SCHIFF: The much tougher questions, though, are much more difficult to regulate. And I think we need to do a lot more oversight before we even figure out is there a regulatory role here. And that goes to the fact that a lot of the content that was pushed — probably far more significant during the campaign than the paid advertising was the organic content, were the establishment of fake pages that drew lots of followers — the effort to amplify either fake news or amplify real news that was derogatory of only one candidate as a way of influencing the election. How do you get at that? And then even more broadly, what do we do, if anything, about the fact that the algorithms that are used to capture our attention on these platforms are not ones that are such that the truth or falsity is the top priority of what shows up in our field. They’re not sorted on that basis. They’re sorted on the basis of what will get us to spend the most time on that platform. Now that may be things that are very divisive or things that get us angry or make us fearful. They also may be things that reinforce the views we already have. …

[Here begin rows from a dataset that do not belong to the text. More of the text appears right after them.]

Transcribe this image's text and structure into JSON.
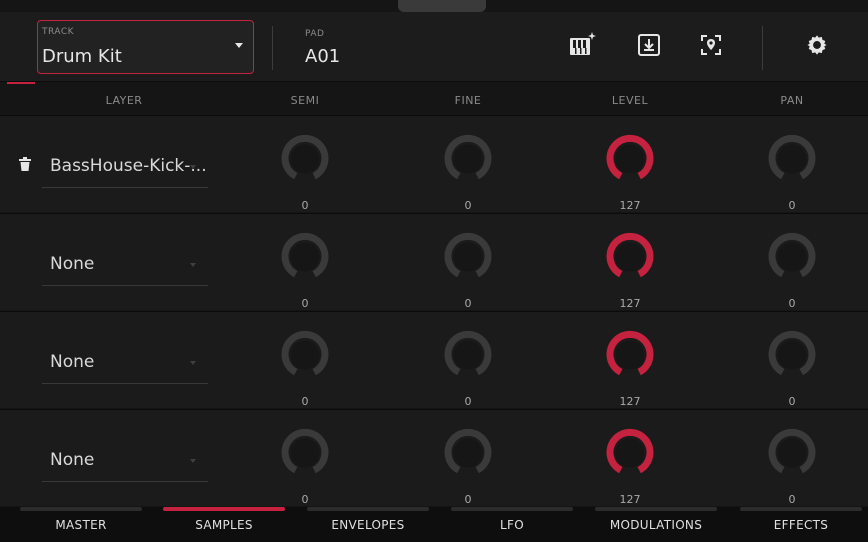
{
  "header": {
    "track_label": "TRACK",
    "track_value": "Drum Kit",
    "pad_label": "PAD",
    "pad_value": "A01",
    "icons": [
      "keyboard-sparkle-icon",
      "download-icon",
      "locate-icon",
      "gear-icon"
    ]
  },
  "columns": {
    "layer": "LAYER",
    "semi": "SEMI",
    "fine": "FINE",
    "level": "LEVEL",
    "pan": "PAN"
  },
  "rows": [
    {
      "layer": "BassHouse-Kick-...",
      "semi": "0",
      "fine": "0",
      "level": "127",
      "pan": "0",
      "has_delete": true
    },
    {
      "layer": "None",
      "semi": "0",
      "fine": "0",
      "level": "127",
      "pan": "0",
      "has_delete": false
    },
    {
      "layer": "None",
      "semi": "0",
      "fine": "0",
      "level": "127",
      "pan": "0",
      "has_delete": false
    },
    {
      "layer": "None",
      "semi": "0",
      "fine": "0",
      "level": "127",
      "pan": "0",
      "has_delete": false
    }
  ],
  "tabs": [
    {
      "label": "MASTER",
      "active": false
    },
    {
      "label": "SAMPLES",
      "active": true
    },
    {
      "label": "ENVELOPES",
      "active": false
    },
    {
      "label": "LFO",
      "active": false
    },
    {
      "label": "MODULATIONS",
      "active": false
    },
    {
      "label": "EFFECTS",
      "active": false
    }
  ],
  "colors": {
    "accent": "#c5223f",
    "knob_track": "#3a3a3a",
    "knob_body": "#161616"
  }
}
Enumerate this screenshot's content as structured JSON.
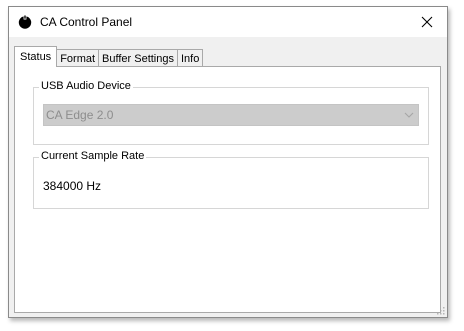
{
  "window": {
    "title": "CA Control Panel",
    "icon": "app-circle-icon",
    "close_icon": "close-icon"
  },
  "tabs": [
    {
      "label": "Status",
      "active": true
    },
    {
      "label": "Format",
      "active": false
    },
    {
      "label": "Buffer Settings",
      "active": false
    },
    {
      "label": "Info",
      "active": false
    }
  ],
  "status": {
    "usb_group_label": "USB Audio Device",
    "device_selected": "CA Edge 2.0",
    "device_enabled": false,
    "rate_group_label": "Current Sample Rate",
    "sample_rate": "384000 Hz"
  },
  "colors": {
    "window_bg": "#f0f0f0",
    "panel_bg": "#ffffff",
    "disabled_combo_bg": "#cccccc",
    "disabled_text": "#8d8d8d",
    "border": "#a9a9a9"
  }
}
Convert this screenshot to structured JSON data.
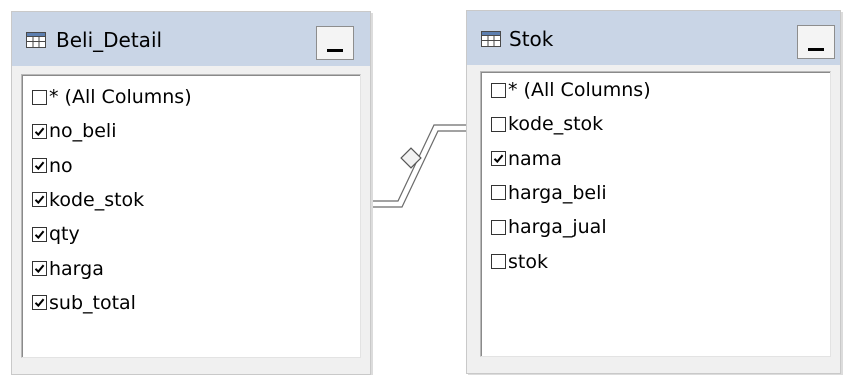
{
  "tables": [
    {
      "title": "Beli_Detail",
      "columns": [
        {
          "label": "* (All Columns)",
          "checked": false
        },
        {
          "label": "no_beli",
          "checked": true
        },
        {
          "label": "no",
          "checked": true
        },
        {
          "label": "kode_stok",
          "checked": true
        },
        {
          "label": "qty",
          "checked": true
        },
        {
          "label": "harga",
          "checked": true
        },
        {
          "label": "sub_total",
          "checked": true
        }
      ]
    },
    {
      "title": "Stok",
      "columns": [
        {
          "label": "* (All Columns)",
          "checked": false
        },
        {
          "label": "kode_stok",
          "checked": false
        },
        {
          "label": "nama",
          "checked": true
        },
        {
          "label": "harga_beli",
          "checked": false
        },
        {
          "label": "harga_jual",
          "checked": false
        },
        {
          "label": "stok",
          "checked": false
        }
      ]
    }
  ],
  "colors": {
    "titlebar": "#c9d5e6",
    "window_bg": "#f0f0f0",
    "relationship_line": "#6b6b6b"
  }
}
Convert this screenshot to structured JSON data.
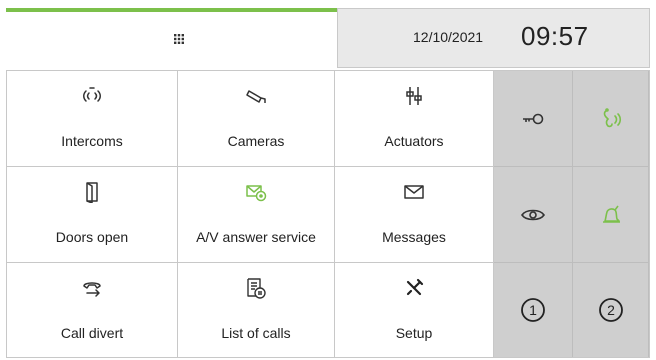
{
  "header": {
    "date": "12/10/2021",
    "time": "09:57"
  },
  "menu": [
    {
      "label": "Intercoms"
    },
    {
      "label": "Cameras"
    },
    {
      "label": "Actuators"
    },
    {
      "label": "Doors open"
    },
    {
      "label": "A/V answer service"
    },
    {
      "label": "Messages"
    },
    {
      "label": "Call divert"
    },
    {
      "label": "List of calls"
    },
    {
      "label": "Setup"
    }
  ],
  "side_buttons": [
    {
      "icon": "key-icon"
    },
    {
      "icon": "voice-call-icon"
    },
    {
      "icon": "eye-icon"
    },
    {
      "icon": "bell-icon"
    },
    {
      "label": "1"
    },
    {
      "label": "2"
    }
  ],
  "colors": {
    "accent": "#7cc04b",
    "panel_gray": "#cfcfcf",
    "header_gray": "#e9e9e9"
  }
}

If they show me things that I do want to read, that reinforce views that I may already have, what does that do in terms of Balkanizing the population? We’re not going to legislate an algorithm. So what is our role and how much of a role is on the companies to understand the societal impacts of what they do and how they structured their platforms and algorithms they use? Algorithms that are designed to maximize advertising revenue may also be socially destructive. …
One of the questions I asked during the hearing, you know I prefaced by saying this goes well beyond Russia. Russia exploited the fact that divisive news or news that makes you fearful, angry tends to become the most viral. But what about the non-Russia aspect of this? Quite separate and apart from foreign use of these platforms, we may be dividing ourselves even more because of the way we get our information now.